Uh, I'm thinking a little bottle of black model paint just might fix your problem? You wouldn't ask GM to replace your car if someone nicked your door, would you?


----------



## zamboni (Sep 11, 2003)

You never know Cannondale replaced my Six13 due to clear coat problem on the paint job, Super Six ? ? ?


----------



## rlchriss (Jun 13, 2007)

Yeah. My System is chipped on the chainstay too. A nice sized on if i might add. Black nail polish and a clear chainguard will fix you proper.


----------



## the Inbred (Feb 28, 2004)

It won't be covered. The clear coat and a paint chip are different issues.


----------



## zamboni (Sep 11, 2003)

So I'm not the only one with this problem.


----------



## greg44 (Feb 15, 2008)

Zamboni, I'm in the process with lbs of having my six13 clear coat frame replaced. I tried out a system6 yesterday and it may be a possible replacement. Rep is having a hard time finding a replacement since my bike has 30mm bottom bracket. How do you like the system after riding a six13.


----------



## zamboni (Sep 11, 2003)

Compare the two System Six is more comfy and very stable on desent, still have the same charactors as CAAD9 on the rear. If the rep can't locate S6 I would pay some money and upgrade to Super Six.


----------



## capt_phun (Jun 14, 2004)

Its aluminum back there, the paint chips off metal easier. I had a system6, & gravel, road debris etc would cause paint chips. You want the bike to look new, don't ride it, just hang it on the wall as art.


----------



## zosocane (Aug 29, 2004)

I agree with Starnut, ultimately you should have a good relationship with your LBS to see how much push they have with Cannondale to get the warranty replacement.
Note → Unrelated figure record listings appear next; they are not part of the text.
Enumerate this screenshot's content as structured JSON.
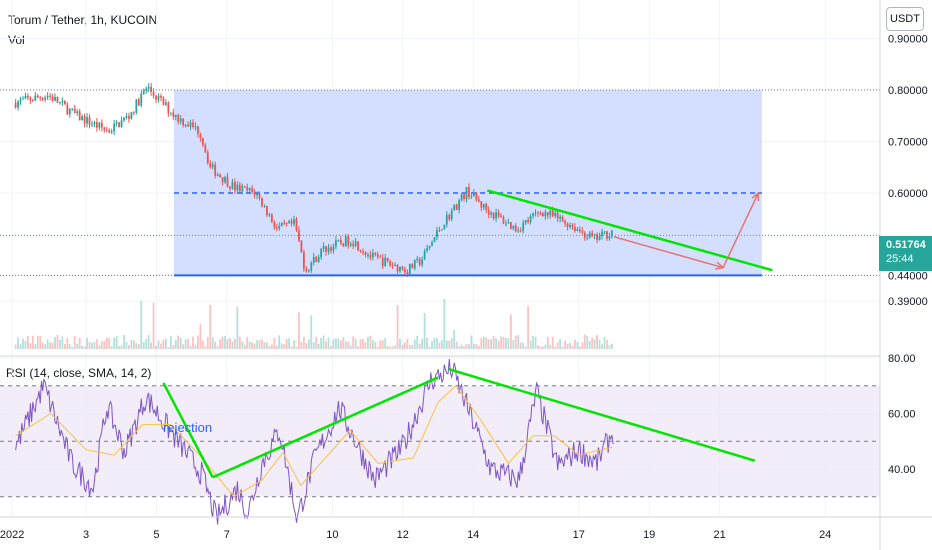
{
  "header": {
    "symbol": "Torum / Tether, 1h, KUCOIN",
    "volume_label": "Vol",
    "rsi_label": "RSI (14, close, SMA, 14, 2)",
    "currency_button": "USDT"
  },
  "price_marker": {
    "value": "0.51764",
    "countdown": "25:44"
  },
  "annotation": "rejection",
  "colors": {
    "up": "#26a69a",
    "down": "#ef5350",
    "zone_fill": "#cfdcff",
    "zone_border": "#2962ff",
    "trendline": "#00e600",
    "arrow": "#e57373",
    "rsi_line": "#7e57c2",
    "rsi_ma": "#f5c343",
    "rsi_band": "#ede7f6",
    "price_badge": "#26a69a"
  },
  "chart_data": [
    {
      "type": "candlestick",
      "title": "Torum / Tether, 1h, KUCOIN",
      "y_axis_ticks": [
        "0.90000",
        "0.80000",
        "0.70000",
        "0.60000",
        "0.44000",
        "0.39000"
      ],
      "ylim": [
        0.38,
        1.0
      ],
      "x_axis_ticks": [
        "2022",
        "3",
        "5",
        "7",
        "10",
        "12",
        "14",
        "17",
        "19",
        "21",
        "24"
      ],
      "price_path": [
        {
          "x": 0.0,
          "y": 0.775
        },
        {
          "x": 1.0,
          "y": 0.79
        },
        {
          "x": 1.8,
          "y": 0.75
        },
        {
          "x": 2.7,
          "y": 0.72
        },
        {
          "x": 3.3,
          "y": 0.75
        },
        {
          "x": 3.8,
          "y": 0.805
        },
        {
          "x": 4.6,
          "y": 0.75
        },
        {
          "x": 5.3,
          "y": 0.72
        },
        {
          "x": 5.6,
          "y": 0.65
        },
        {
          "x": 6.3,
          "y": 0.61
        },
        {
          "x": 6.9,
          "y": 0.6
        },
        {
          "x": 7.5,
          "y": 0.53
        },
        {
          "x": 8.0,
          "y": 0.54
        },
        {
          "x": 8.3,
          "y": 0.45
        },
        {
          "x": 8.8,
          "y": 0.49
        },
        {
          "x": 9.6,
          "y": 0.51
        },
        {
          "x": 10.2,
          "y": 0.475
        },
        {
          "x": 11.2,
          "y": 0.45
        },
        {
          "x": 11.6,
          "y": 0.47
        },
        {
          "x": 12.2,
          "y": 0.54
        },
        {
          "x": 12.9,
          "y": 0.605
        },
        {
          "x": 13.4,
          "y": 0.57
        },
        {
          "x": 14.3,
          "y": 0.53
        },
        {
          "x": 15.0,
          "y": 0.565
        },
        {
          "x": 15.8,
          "y": 0.54
        },
        {
          "x": 16.5,
          "y": 0.51
        },
        {
          "x": 17.0,
          "y": 0.525
        }
      ],
      "drawings": {
        "range_box": {
          "top": 0.8,
          "mid": 0.6,
          "bottom": 0.44,
          "x_start": 4.5,
          "x_end": 21.2
        },
        "descending_trendline": [
          {
            "x": 13.4,
            "y": 0.605
          },
          {
            "x": 21.5,
            "y": 0.45
          }
        ],
        "projection_down": [
          {
            "x": 17.0,
            "y": 0.515
          },
          {
            "x": 20.1,
            "y": 0.455
          }
        ],
        "projection_up": [
          {
            "x": 20.1,
            "y": 0.455
          },
          {
            "x": 21.1,
            "y": 0.6
          }
        ],
        "current_price": 0.51764
      }
    },
    {
      "type": "line",
      "title": "RSI (14, close, SMA, 14, 2)",
      "y_axis_ticks": [
        "80.00",
        "60.00",
        "40.00"
      ],
      "ylim": [
        18,
        84
      ],
      "bands": {
        "upper": 70,
        "middle": 50,
        "lower": 30
      },
      "rsi_path": [
        {
          "x": 0.0,
          "y": 48
        },
        {
          "x": 0.8,
          "y": 70
        },
        {
          "x": 1.6,
          "y": 42
        },
        {
          "x": 2.2,
          "y": 33
        },
        {
          "x": 2.6,
          "y": 63
        },
        {
          "x": 3.1,
          "y": 46
        },
        {
          "x": 3.7,
          "y": 66
        },
        {
          "x": 4.2,
          "y": 57
        },
        {
          "x": 5.3,
          "y": 38
        },
        {
          "x": 5.7,
          "y": 22
        },
        {
          "x": 6.3,
          "y": 33
        },
        {
          "x": 6.6,
          "y": 24
        },
        {
          "x": 7.0,
          "y": 42
        },
        {
          "x": 7.5,
          "y": 54
        },
        {
          "x": 8.0,
          "y": 22
        },
        {
          "x": 8.5,
          "y": 44
        },
        {
          "x": 9.2,
          "y": 62
        },
        {
          "x": 10.2,
          "y": 36
        },
        {
          "x": 11.0,
          "y": 48
        },
        {
          "x": 11.8,
          "y": 72
        },
        {
          "x": 12.4,
          "y": 76
        },
        {
          "x": 13.0,
          "y": 57
        },
        {
          "x": 13.5,
          "y": 40
        },
        {
          "x": 14.3,
          "y": 36
        },
        {
          "x": 14.8,
          "y": 68
        },
        {
          "x": 15.4,
          "y": 41
        },
        {
          "x": 16.0,
          "y": 47
        },
        {
          "x": 16.5,
          "y": 42
        },
        {
          "x": 17.0,
          "y": 54
        }
      ],
      "rsi_ma_path": [
        {
          "x": 0.0,
          "y": 52
        },
        {
          "x": 1.0,
          "y": 60
        },
        {
          "x": 2.0,
          "y": 47
        },
        {
          "x": 2.8,
          "y": 45
        },
        {
          "x": 3.6,
          "y": 56
        },
        {
          "x": 4.4,
          "y": 56
        },
        {
          "x": 5.3,
          "y": 44
        },
        {
          "x": 6.2,
          "y": 30
        },
        {
          "x": 7.0,
          "y": 36
        },
        {
          "x": 7.6,
          "y": 46
        },
        {
          "x": 8.1,
          "y": 34
        },
        {
          "x": 8.8,
          "y": 44
        },
        {
          "x": 9.5,
          "y": 54
        },
        {
          "x": 10.3,
          "y": 42
        },
        {
          "x": 11.3,
          "y": 44
        },
        {
          "x": 12.0,
          "y": 64
        },
        {
          "x": 12.5,
          "y": 70
        },
        {
          "x": 13.2,
          "y": 58
        },
        {
          "x": 14.0,
          "y": 42
        },
        {
          "x": 14.7,
          "y": 52
        },
        {
          "x": 15.3,
          "y": 52
        },
        {
          "x": 16.0,
          "y": 45
        },
        {
          "x": 17.0,
          "y": 48
        }
      ],
      "drawings": {
        "drop_line": [
          {
            "x": 4.2,
            "y": 71
          },
          {
            "x": 5.6,
            "y": 37
          }
        ],
        "rising_line": [
          {
            "x": 5.6,
            "y": 37
          },
          {
            "x": 12.0,
            "y": 73
          }
        ],
        "falling_line": [
          {
            "x": 12.3,
            "y": 76
          },
          {
            "x": 21.0,
            "y": 43
          }
        ]
      }
    }
  ]
}
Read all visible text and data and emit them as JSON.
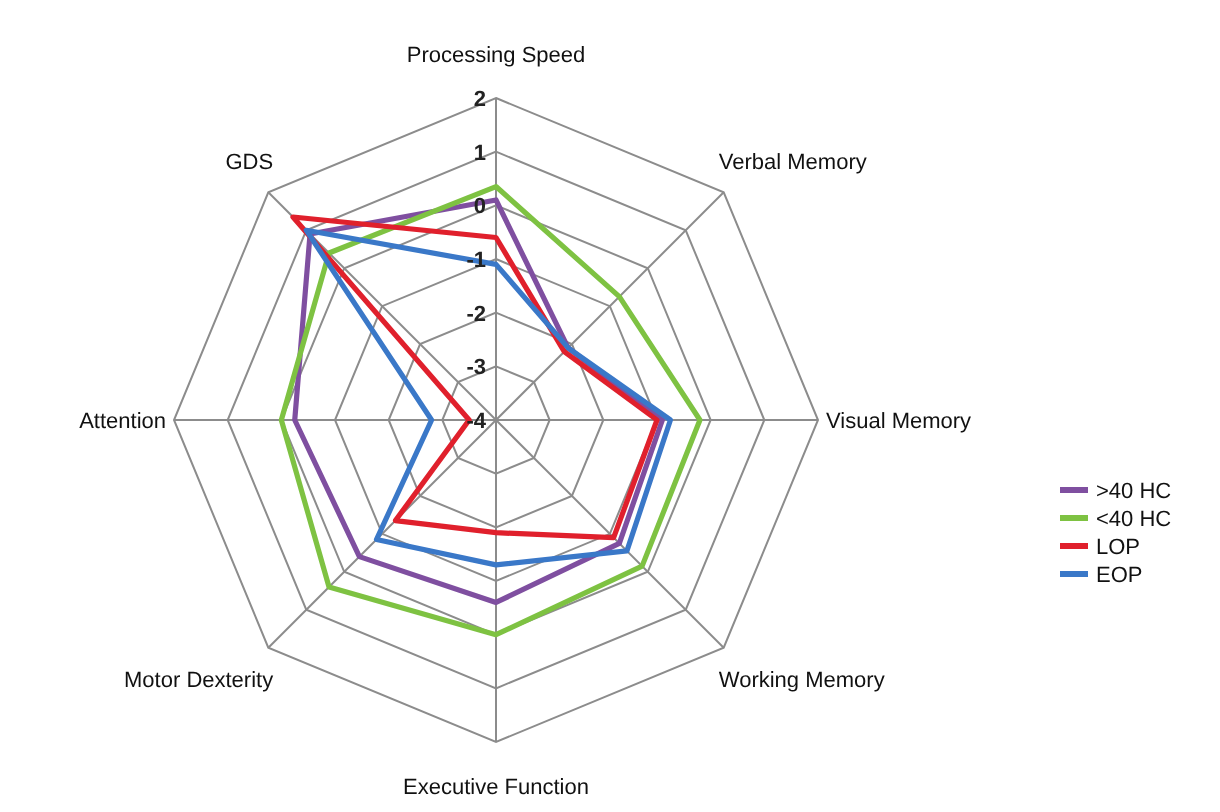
{
  "chart_data": {
    "type": "radar",
    "categories": [
      "Processing Speed",
      "Verbal Memory",
      "Visual Memory",
      "Working Memory",
      "Executive Function",
      "Motor Dexterity",
      "Attention",
      "GDS"
    ],
    "ylim": [
      -4,
      2
    ],
    "yticks": [
      -4,
      -3,
      -2,
      -1,
      0,
      1,
      2
    ],
    "grid": true,
    "legend": "right",
    "marker": "none",
    "series": [
      {
        "name": ">40 HC",
        "color": "#7f4fa0",
        "values": [
          0.1,
          -2.1,
          -0.9,
          -0.75,
          -0.6,
          -0.4,
          -0.25,
          0.9
        ]
      },
      {
        "name": "<40 HC",
        "color": "#7ec242",
        "values": [
          0.35,
          -0.75,
          -0.2,
          -0.15,
          0.0,
          0.4,
          0.0,
          0.4
        ]
      },
      {
        "name": "LOP",
        "color": "#e0202c",
        "values": [
          -0.6,
          -2.2,
          -1.0,
          -0.9,
          -1.9,
          -1.35,
          -3.5,
          1.35
        ]
      },
      {
        "name": "EOP",
        "color": "#3a78c8",
        "values": [
          -1.1,
          -2.1,
          -0.75,
          -0.55,
          -1.3,
          -0.85,
          -2.8,
          1.0
        ]
      }
    ]
  }
}
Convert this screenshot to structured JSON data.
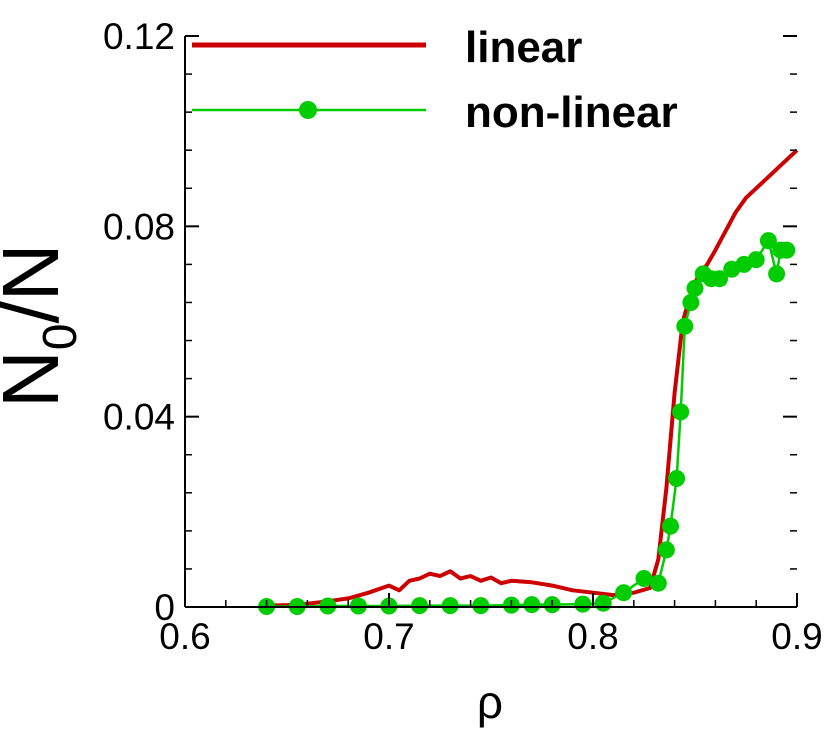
{
  "chart_data": {
    "type": "line",
    "xlabel": "ρ",
    "ylabel_main": "N",
    "ylabel_sub": "0",
    "ylabel_tail": "/N",
    "xlim": [
      0.6,
      0.9
    ],
    "ylim": [
      0,
      0.12
    ],
    "x_ticks": [
      0.6,
      0.7,
      0.8,
      0.9
    ],
    "x_tick_labels": [
      "0.6",
      "0.7",
      "0.8",
      "0.9"
    ],
    "y_ticks": [
      0,
      0.04,
      0.08,
      0.12
    ],
    "y_tick_labels": [
      "0",
      "0.04",
      "0.08",
      "0.12"
    ],
    "legend_position": "top-left",
    "series": [
      {
        "name": "linear",
        "color": "#cc0000",
        "marker": "none",
        "x": [
          0.64,
          0.65,
          0.66,
          0.67,
          0.68,
          0.69,
          0.7,
          0.705,
          0.71,
          0.715,
          0.72,
          0.725,
          0.73,
          0.735,
          0.74,
          0.745,
          0.75,
          0.755,
          0.76,
          0.77,
          0.78,
          0.79,
          0.8,
          0.81,
          0.82,
          0.828,
          0.832,
          0.836,
          0.84,
          0.844,
          0.848,
          0.852,
          0.856,
          0.86,
          0.865,
          0.87,
          0.875,
          0.88,
          0.885,
          0.89,
          0.895,
          0.9
        ],
        "y": [
          0.0003,
          0.0004,
          0.0007,
          0.0012,
          0.0018,
          0.003,
          0.0045,
          0.0035,
          0.0055,
          0.006,
          0.007,
          0.0065,
          0.0075,
          0.006,
          0.0065,
          0.0055,
          0.0062,
          0.005,
          0.0055,
          0.0052,
          0.0045,
          0.0035,
          0.003,
          0.0025,
          0.003,
          0.004,
          0.01,
          0.025,
          0.045,
          0.06,
          0.066,
          0.07,
          0.072,
          0.075,
          0.079,
          0.083,
          0.086,
          0.088,
          0.09,
          0.092,
          0.094,
          0.096
        ]
      },
      {
        "name": "non-linear",
        "color": "#00cc00",
        "marker": "circle",
        "x": [
          0.64,
          0.655,
          0.67,
          0.685,
          0.7,
          0.715,
          0.73,
          0.745,
          0.76,
          0.77,
          0.78,
          0.795,
          0.805,
          0.815,
          0.825,
          0.832,
          0.836,
          0.838,
          0.841,
          0.843,
          0.845,
          0.848,
          0.85,
          0.854,
          0.858,
          0.862,
          0.868,
          0.874,
          0.88,
          0.886,
          0.89,
          0.892,
          0.895
        ],
        "y": [
          0.0001,
          0.0001,
          0.0002,
          0.0002,
          0.0002,
          0.0003,
          0.0003,
          0.0003,
          0.0004,
          0.0005,
          0.0005,
          0.0006,
          0.0008,
          0.003,
          0.006,
          0.005,
          0.012,
          0.017,
          0.027,
          0.041,
          0.059,
          0.064,
          0.067,
          0.07,
          0.069,
          0.069,
          0.071,
          0.072,
          0.073,
          0.077,
          0.07,
          0.075,
          0.075
        ]
      }
    ]
  }
}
It seems to me that a paint chip caused by, e.g., some road debris that smacks the frame and causes the chip is wear and tear not covered by the warranty. By a paint chip because the quality of the paint deteriorated to the point where the paint falls off through no cause, that should be covered by the warranty. Although it's not paint chipping, I'm getting my Six13 frame warrantied to a SystemSix because of clearcoat corrosion.


----------



## zamboni (Sep 11, 2003)

Agreed but in this case the paint chip was not cause by road debris or rocks, it's has to do with workmanship, you be upset if you paid this much for a frame and turn out to be defective.
Cannondale is pretty good with their paint job but once in a while you have some will slip by quality inspection.


----------



## CHL (Jun 24, 2005)

Cannondale is pretty good with their paint job but once in a while you have some will slip by quality inspection.[/QUOTE said:


> Don't know about this Zamboni. My 1998 CAAD2 had the best paint job (of the C'dles I've owned). I didn't see any contamination in the paint and never experienced any road hazard damage. My CAAD4 has numerous contaminants in the paint. My Super Six has the same contamination and I do see some un-even paint application.
> 
> Now if Cannondale's paint jobs were as good as Klein or Calfee, we'll be be golden.
> 
> ...


----------